Quantitative appraisal of different operating areas and assessment of uncertainty due to reservoir heterogeneities are crucial elements in optimization of production and development strategies in oil sands operations. Although detailed compositional simulators are available for recovery performance evaluation for SAGD, the simulation process is usually deterministic and computationally demanding, and it not quite practical for real-time decision-making and forecasting. Data mining and machine learning algorithms provide efficient modeling alternatives, particularly when the underlying physical relationships between system variables are highly complex, non-linear, and possibly uncertain.
In this study, a comprehensive training set encompassing SAGD field data compiled from numerous publicly-available sources is studied. Exploratory data analysis is carried out to interpret and extract relevant attributes describing characteristics associated with reservoir heterogeneities and operating constraints. Because of their ease of implementation and computational efficiency, knowledge-based techniques including artificial neural networks (ANN) are employed to facilitate SAGD production performance prediction. Predicting (input) variables including porosity, net-to-gross ratio, saturation, gross pay, normalized shale barrier thickness and distance to well pair, and initial production rate are formulated. Measures such as cumulative production over discrete time intervals are considered as prediction (output) variables. Data records that are comprised of both input and output variables are assembled; the network is trained using the data set to identify all significant patterns and relationships that exist between the input and the output variables. The model is subsequently validated using a cross-verification procedure, during which records that have been excluded at the training stage are presented to the model.

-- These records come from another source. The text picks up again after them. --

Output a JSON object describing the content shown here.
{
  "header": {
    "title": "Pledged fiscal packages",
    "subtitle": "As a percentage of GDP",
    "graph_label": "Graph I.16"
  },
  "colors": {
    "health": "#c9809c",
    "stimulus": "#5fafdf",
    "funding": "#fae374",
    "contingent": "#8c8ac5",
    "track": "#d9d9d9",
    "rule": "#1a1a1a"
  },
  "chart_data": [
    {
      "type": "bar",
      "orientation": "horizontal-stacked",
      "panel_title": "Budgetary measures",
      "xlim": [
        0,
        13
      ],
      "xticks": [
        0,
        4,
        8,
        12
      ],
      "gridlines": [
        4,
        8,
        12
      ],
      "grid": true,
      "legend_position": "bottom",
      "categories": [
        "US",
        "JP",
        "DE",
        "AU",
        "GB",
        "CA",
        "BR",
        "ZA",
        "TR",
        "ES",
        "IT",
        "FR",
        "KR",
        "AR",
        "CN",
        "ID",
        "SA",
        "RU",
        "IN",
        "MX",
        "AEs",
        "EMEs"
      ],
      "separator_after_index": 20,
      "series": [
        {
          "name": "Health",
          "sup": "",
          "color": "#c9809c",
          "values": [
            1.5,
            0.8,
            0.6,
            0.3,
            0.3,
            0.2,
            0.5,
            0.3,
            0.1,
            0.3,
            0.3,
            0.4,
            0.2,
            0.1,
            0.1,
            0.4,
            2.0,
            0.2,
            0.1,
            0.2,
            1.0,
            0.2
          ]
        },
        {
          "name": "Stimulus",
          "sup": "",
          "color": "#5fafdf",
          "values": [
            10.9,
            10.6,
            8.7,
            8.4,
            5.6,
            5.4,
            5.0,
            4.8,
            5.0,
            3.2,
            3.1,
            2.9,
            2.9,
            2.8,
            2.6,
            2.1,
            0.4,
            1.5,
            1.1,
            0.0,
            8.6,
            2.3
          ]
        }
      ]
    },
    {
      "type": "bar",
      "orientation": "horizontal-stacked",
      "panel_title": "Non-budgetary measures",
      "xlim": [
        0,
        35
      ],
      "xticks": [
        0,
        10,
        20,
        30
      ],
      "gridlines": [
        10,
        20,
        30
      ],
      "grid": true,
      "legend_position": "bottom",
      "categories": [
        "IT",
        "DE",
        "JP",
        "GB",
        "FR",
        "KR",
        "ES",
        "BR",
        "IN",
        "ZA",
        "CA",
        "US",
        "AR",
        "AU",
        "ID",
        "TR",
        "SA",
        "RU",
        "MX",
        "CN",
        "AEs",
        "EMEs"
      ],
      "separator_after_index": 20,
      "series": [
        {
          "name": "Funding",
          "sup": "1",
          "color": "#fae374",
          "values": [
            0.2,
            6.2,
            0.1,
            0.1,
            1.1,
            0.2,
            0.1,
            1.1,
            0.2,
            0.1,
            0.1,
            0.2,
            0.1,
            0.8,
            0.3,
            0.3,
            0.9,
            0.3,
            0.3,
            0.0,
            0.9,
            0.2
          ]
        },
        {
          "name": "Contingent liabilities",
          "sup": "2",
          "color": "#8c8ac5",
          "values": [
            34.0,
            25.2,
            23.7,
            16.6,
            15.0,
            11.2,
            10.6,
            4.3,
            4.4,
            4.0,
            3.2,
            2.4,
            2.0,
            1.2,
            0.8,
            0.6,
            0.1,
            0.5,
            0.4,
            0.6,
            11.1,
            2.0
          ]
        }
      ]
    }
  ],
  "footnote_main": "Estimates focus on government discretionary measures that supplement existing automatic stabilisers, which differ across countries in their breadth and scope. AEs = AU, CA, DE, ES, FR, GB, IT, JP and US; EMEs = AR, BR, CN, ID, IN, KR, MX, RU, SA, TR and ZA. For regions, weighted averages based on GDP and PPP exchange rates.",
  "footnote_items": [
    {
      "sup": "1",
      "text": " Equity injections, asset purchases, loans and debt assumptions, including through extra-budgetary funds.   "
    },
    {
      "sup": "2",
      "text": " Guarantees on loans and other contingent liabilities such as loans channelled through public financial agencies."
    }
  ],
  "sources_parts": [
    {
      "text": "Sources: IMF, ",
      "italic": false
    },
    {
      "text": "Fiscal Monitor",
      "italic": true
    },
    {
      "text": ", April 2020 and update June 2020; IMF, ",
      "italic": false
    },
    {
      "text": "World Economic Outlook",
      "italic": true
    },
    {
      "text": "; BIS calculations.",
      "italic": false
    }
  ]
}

This paper demonstrates that knowledge-based techniques can be implemented in a practical manner to analyze large amount of competitor data efficiently. The approach can be integrated directly into most existing reservoir management routines. It can also be readily updated when new information has become available. Given that robust reservoir management and real-time decision-making are major challenges faced by the industry, the data-driven models presented in this paper has great potential to be applied in other recovery projects such as solvent-aided steam injection.